How can I read the contents of a particular file in an archive without extracting the .zip it is contained within? I’m using the Linux command line. An earlier question asks about viewing the directory of the archive. But for me it is not enough to see just a list of the files in the archive, I need to see the contents of a file in the archive.

@fixer1234 (and others): The linked question asks, “How can I view the files in a ZIP archive?” AFAIC, that’s the same question as “How can I see the contents of a file …?” It’s unfortunate that many of the people who answered that question interpreted it as “How can I view the directory of the archive?” However, Gilles’s answer (naturally) and Rajasekhar Tolety’s answer (apparently) to that question provide answers to this question.

@Scott, maybe we should figure out how to merge the two questions so both topics are covered in one, or refocus the other to clearly be about the directory and then move answers between both places to match the questions. Right now, both are a mishmash.

@fixer1234: I agree, up to a point. The moderators are always telling us that duplicates are a good thing, because they provide a greater surface of exposure to the search engines (i.e., more chances that a search will find one of the questions). But there’s the rub: if a user finds one of the questions, and the linkage isn’t obvious (and nobody looks at the lists of “Linked” and “Related” questions — at least not random followers of search results), then the user has found only a fraction of the answers. DavidPostill cast the final vote to reopen this question; maybe you should talk to him.

@Scott — Given that the question asker marked the “How can I view the directory of the archive?” answer as accepted, I have to think that was likely the intent of the question. It is, unfortunately, ambiguously phrased such that it could mean either interpretation.

8 Answers 8

unzip -l archive.zip lists the contents of a ZIP archive to ensure your file is inside.

Use the -p option to write the contents of named files to stdout (screen) without having to uncompress the entire archive.

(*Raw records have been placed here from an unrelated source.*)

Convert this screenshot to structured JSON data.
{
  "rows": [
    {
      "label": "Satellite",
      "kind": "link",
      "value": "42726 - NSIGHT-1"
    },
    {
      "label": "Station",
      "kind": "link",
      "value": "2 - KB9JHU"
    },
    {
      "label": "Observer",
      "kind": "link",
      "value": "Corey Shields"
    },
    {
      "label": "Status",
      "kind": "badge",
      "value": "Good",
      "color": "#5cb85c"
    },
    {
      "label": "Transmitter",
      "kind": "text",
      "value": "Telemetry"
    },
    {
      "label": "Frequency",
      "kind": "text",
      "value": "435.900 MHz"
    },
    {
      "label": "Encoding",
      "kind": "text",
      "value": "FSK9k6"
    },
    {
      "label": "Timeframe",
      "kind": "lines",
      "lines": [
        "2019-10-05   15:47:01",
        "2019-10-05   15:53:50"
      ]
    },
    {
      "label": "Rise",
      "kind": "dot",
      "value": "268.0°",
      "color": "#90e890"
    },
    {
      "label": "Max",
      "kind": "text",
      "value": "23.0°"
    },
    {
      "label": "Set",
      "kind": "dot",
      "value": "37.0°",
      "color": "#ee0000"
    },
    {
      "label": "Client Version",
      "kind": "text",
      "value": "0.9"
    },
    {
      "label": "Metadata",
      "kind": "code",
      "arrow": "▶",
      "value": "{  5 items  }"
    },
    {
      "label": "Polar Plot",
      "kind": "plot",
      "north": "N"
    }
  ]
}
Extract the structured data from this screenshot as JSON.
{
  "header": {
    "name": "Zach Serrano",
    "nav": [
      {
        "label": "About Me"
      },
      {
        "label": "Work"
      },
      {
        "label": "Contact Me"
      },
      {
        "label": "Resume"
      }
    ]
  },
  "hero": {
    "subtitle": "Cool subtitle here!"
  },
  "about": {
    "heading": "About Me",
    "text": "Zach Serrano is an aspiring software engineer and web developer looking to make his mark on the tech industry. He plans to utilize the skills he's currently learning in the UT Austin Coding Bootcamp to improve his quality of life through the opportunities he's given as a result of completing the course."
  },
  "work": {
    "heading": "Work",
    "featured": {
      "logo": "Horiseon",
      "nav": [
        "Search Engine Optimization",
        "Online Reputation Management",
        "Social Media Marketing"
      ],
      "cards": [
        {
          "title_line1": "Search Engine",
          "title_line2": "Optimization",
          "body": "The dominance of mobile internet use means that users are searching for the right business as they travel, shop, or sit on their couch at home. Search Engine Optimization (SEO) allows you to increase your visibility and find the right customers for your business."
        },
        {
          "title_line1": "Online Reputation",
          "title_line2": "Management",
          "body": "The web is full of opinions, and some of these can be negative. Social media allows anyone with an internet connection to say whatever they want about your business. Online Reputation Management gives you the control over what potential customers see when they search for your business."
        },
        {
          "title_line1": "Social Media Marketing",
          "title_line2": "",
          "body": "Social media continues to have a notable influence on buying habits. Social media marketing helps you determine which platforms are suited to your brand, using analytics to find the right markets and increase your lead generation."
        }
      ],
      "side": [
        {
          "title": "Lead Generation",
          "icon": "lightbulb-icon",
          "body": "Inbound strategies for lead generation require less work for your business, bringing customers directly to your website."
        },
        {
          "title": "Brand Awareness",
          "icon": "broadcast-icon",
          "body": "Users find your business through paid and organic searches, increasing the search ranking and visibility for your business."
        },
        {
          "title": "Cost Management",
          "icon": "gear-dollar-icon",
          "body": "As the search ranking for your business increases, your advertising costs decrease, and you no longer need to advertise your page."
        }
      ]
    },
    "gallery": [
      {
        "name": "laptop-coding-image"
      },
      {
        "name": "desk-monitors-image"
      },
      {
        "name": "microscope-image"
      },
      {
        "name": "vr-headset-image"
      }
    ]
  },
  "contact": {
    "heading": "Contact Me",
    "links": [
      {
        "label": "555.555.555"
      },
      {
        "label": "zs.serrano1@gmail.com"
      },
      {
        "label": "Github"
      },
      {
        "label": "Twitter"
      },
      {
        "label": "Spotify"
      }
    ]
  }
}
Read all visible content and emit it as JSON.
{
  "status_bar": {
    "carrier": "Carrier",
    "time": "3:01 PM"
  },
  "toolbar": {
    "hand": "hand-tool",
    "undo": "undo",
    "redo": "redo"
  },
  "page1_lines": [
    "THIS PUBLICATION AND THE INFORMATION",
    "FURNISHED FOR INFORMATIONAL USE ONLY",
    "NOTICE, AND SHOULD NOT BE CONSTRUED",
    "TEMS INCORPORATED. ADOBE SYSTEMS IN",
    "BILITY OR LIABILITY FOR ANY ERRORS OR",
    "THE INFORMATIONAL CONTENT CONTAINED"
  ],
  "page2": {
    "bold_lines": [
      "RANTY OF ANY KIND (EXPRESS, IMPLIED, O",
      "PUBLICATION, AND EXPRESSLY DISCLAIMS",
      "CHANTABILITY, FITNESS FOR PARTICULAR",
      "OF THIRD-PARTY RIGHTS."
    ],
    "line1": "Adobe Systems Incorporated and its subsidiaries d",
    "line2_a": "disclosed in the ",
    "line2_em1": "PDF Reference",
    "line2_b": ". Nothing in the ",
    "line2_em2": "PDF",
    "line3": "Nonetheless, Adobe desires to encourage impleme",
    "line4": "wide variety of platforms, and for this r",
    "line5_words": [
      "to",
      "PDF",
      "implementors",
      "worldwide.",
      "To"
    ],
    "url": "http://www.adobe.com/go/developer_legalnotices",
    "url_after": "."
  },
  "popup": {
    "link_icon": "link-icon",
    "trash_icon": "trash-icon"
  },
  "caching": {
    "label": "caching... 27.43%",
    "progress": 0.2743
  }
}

unzip -p archive.zip file1.txt | less

For this kind of operation I always pipe the output to less , otherwise the whole file goes flying up the screen before you can read it.

BTW zcat is great for viewing the contents of .gz files without having to uncompress them first.

Edit: Changed this answer to use -p instead of -c . -p extracts the file byte-for-byte, while -c prints the filename and may do EOL conversion. Also, unzip -p lets you extract multiple files, but it does not output in the order given like cat does.